- 1690 Okunma
- 1 Yorum
- 1 Beğeni
AŞI
Çocukluğumuzda yapılan aşılar; acılı, incitici ve yakıcıydı. Kocaman aşı iğnelerinin acılarını benim emsallerim çok iyi bilirler.
Sağlıkçı aşıcılar köye gelirler. Aşıcıların ay ve yılda bu gelişleri, zaman ve zemine göre değişirdi. Aşı ilaçlarının ve iğnelerinin yanında, küçük boy bir tüp bulunurdu. Kibrit veya çakmakla tutuşturulan tüp, sessizce yakılı durur karşımızda. Tüpün hafifçe mavi mavi yanan alevleri, yüzümüze bakar ve bir soğukluk bırakırdı içimizde. Öğrencilerin kara önlükleri sınıfımızı kuşatır. Sağ ve sol kollarımız, omuzlarımıza kadar iyice sıvanarak açılırdı. Cılız ve incecik pazılarımız, aşı iğnesi için yavaş yavaş hazırlanırdı.
Sağlık memurları, harıl harıl çalışırlar. Memurlar, sınıfın bir o köşesinden bir bu köşesine koşuşturur dururlardı. Sağlık memurları ve hemşirelerinin içinde Türkçesi güzel olan biri ön plana çıkar, aşının faydalarından ve hastalıklardan korunma yollarını anlatır da anlatırdı…

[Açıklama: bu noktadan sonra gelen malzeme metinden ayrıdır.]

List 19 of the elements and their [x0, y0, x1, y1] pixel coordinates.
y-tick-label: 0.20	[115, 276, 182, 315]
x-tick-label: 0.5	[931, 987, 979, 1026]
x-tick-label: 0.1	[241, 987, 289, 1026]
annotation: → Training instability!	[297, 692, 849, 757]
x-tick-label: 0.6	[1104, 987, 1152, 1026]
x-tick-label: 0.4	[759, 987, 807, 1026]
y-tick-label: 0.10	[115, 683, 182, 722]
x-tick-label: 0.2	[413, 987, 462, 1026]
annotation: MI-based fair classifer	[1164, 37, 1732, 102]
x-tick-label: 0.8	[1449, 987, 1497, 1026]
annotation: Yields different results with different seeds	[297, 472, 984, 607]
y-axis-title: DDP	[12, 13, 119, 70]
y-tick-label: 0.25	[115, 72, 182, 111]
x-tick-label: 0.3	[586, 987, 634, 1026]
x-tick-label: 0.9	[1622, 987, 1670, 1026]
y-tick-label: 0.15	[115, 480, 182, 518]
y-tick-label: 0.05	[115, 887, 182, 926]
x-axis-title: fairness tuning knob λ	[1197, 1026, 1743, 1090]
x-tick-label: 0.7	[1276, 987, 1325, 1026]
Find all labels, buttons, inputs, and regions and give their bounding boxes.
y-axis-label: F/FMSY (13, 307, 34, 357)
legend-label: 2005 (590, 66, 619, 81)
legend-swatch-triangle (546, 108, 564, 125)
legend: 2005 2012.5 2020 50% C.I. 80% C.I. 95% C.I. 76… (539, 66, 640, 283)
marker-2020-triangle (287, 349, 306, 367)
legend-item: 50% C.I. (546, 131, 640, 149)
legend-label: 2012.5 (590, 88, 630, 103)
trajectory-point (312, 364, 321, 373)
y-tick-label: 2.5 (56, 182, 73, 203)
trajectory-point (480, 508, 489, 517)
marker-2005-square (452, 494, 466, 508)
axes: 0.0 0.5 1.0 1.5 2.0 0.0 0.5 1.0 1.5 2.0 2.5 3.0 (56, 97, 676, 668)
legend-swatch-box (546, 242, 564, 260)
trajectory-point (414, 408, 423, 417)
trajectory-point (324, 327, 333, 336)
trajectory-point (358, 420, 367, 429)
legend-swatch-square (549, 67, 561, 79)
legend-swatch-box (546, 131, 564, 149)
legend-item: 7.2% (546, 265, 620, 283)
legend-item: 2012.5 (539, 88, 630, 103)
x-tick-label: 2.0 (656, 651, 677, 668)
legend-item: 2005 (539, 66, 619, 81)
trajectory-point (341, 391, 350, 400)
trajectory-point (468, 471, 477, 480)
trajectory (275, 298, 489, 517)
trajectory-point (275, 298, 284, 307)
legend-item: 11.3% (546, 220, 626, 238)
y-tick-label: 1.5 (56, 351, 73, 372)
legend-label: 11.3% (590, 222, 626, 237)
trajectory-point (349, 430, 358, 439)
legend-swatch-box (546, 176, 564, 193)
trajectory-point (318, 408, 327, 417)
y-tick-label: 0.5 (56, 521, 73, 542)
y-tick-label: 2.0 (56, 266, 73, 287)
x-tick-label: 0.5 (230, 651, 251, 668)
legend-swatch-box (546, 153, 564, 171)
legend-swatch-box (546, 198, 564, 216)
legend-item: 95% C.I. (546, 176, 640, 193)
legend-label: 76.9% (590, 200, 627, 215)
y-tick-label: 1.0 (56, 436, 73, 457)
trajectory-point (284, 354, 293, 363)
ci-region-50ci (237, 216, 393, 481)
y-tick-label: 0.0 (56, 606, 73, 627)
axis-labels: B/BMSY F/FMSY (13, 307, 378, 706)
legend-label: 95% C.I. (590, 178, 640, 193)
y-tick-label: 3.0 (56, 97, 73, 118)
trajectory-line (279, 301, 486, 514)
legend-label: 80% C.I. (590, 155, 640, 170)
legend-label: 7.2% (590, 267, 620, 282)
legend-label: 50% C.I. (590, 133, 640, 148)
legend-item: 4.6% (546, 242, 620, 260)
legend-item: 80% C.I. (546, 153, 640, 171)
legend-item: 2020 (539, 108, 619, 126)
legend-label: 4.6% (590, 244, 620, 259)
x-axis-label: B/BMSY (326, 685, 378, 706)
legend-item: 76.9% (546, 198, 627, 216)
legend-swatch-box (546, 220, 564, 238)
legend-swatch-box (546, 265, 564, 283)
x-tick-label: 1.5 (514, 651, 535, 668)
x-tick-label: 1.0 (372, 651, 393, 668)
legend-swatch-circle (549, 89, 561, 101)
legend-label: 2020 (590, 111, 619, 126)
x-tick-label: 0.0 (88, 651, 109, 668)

Biz öğrenciler, bu anlatılanların faydalarına ve önemine dikkat ettiğimizi hiç sanmıyorum. Aşının acısını, hiç aşı olmadan iliklerimizde hissederiz. İğnenin korkusu bacamızı çoktan sarmıştır. Şimdiki aşı ve iğneler gibi her bir öğrenci için bir enjeksiyon ve ilaç yoktu. Kocaman bir iğne ve elde bir şırınga vardı. On santimlik uzunluğunda, ucu çelik sivrisi olan bir iğne…
İğneyi görünce bayılan arkadaşlarımızın sayısı, o kadar çoktu ki hatırlamıyorum bile. Kocaman iğne çantadan özenle çıkarılır. Bütün sınıfın hepsi sıraya geçer tek bir iğne ve şırıngayla aşı olmak zorunda kalırdı. İğne, tüpte yanan mavi aleve tutularak iyice ısıtılırdı mikropları ölsün diye. İğne adeta ateşe döner. Öğrenciler aşı sırasına çoktan girmiştiler bile.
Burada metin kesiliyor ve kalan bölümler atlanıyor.